O clima das férias de julho não animou apenas turistas e famílias, mas também o setor de bares e restaurantes, que sentiu o efeito positivo do movimento mais intenso. De acordo com pesquisa da Associação Brasileira de Bares e Restaurantes (Abrasel), 44% dos estabelecimentos fecharam julho no azul, quatro pontos percentuais a mais do que no mês anterior. No mesmo período, o percentual de empresas em prejuízo caiu para 18%, o menor índice em meses recentes.
A recuperação foi suficiente para reverter a queda registrada em junho. Segundo o Índice Abrasel-Stone, as vendas cresceram 0,4% em julho, após um tombo de -3,7% no mês anterior. O bom resultado foi puxado por um maior tíquete médio e pelo aumento no fluxo de clientes, especialmente em cidades com forte apelo turístico.

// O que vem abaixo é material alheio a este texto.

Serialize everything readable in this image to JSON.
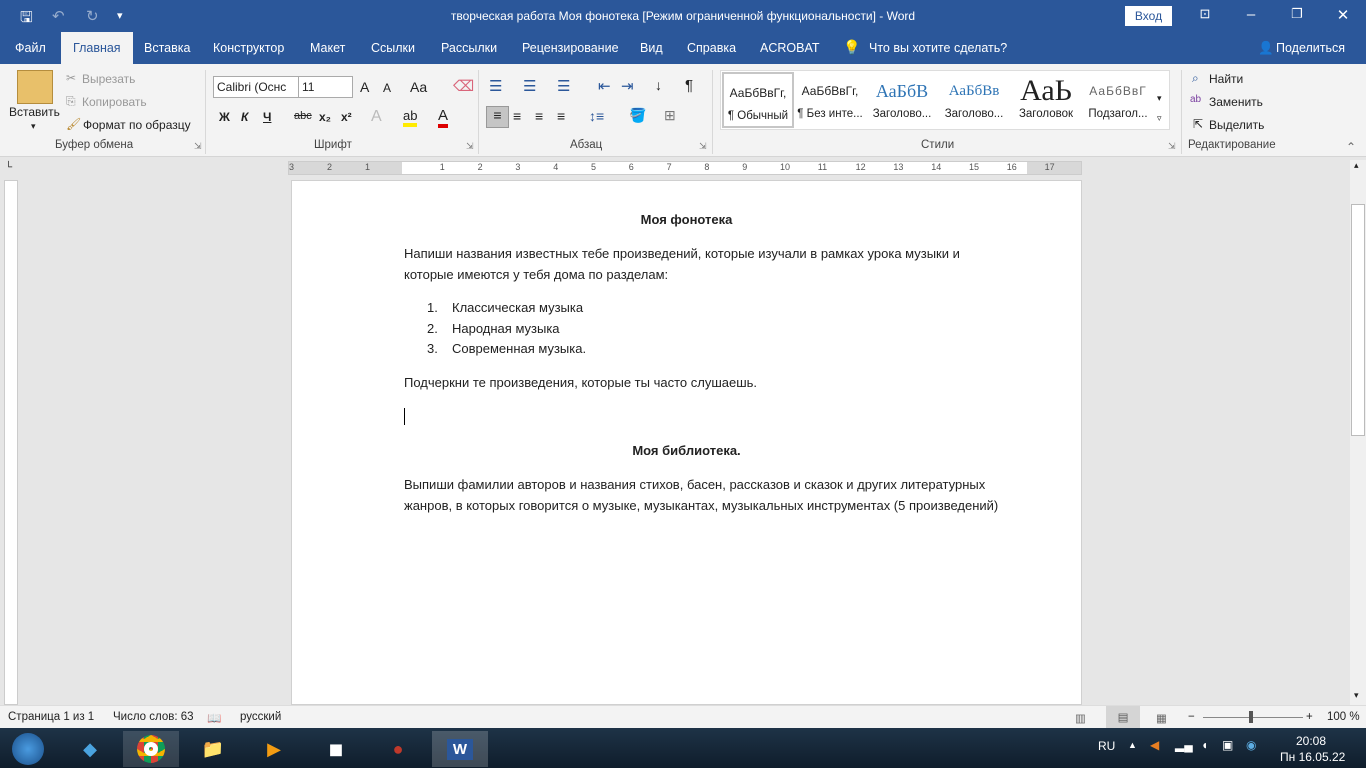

Segundo o presidente-executivo da Abrasel, Paulo Solmucci, o bom desempenho é atribuído ao movimento gerado pelas férias escolares. “As férias de julho costumam trazer um tíquete médio mais elevado e um movimento acima da média nas cidades, especialmente as mais turísticas. É uma oportunidade que muitos empresários aproveitam para recuperar parte das perdas do primeiro semestre”, explica. O levantamento revela ainda que quase metade dos empresários (46%) viu o faturamento crescer na comparação com junho. Outros 27% relataram queda e 26% mantiveram o mesmo nível de receita.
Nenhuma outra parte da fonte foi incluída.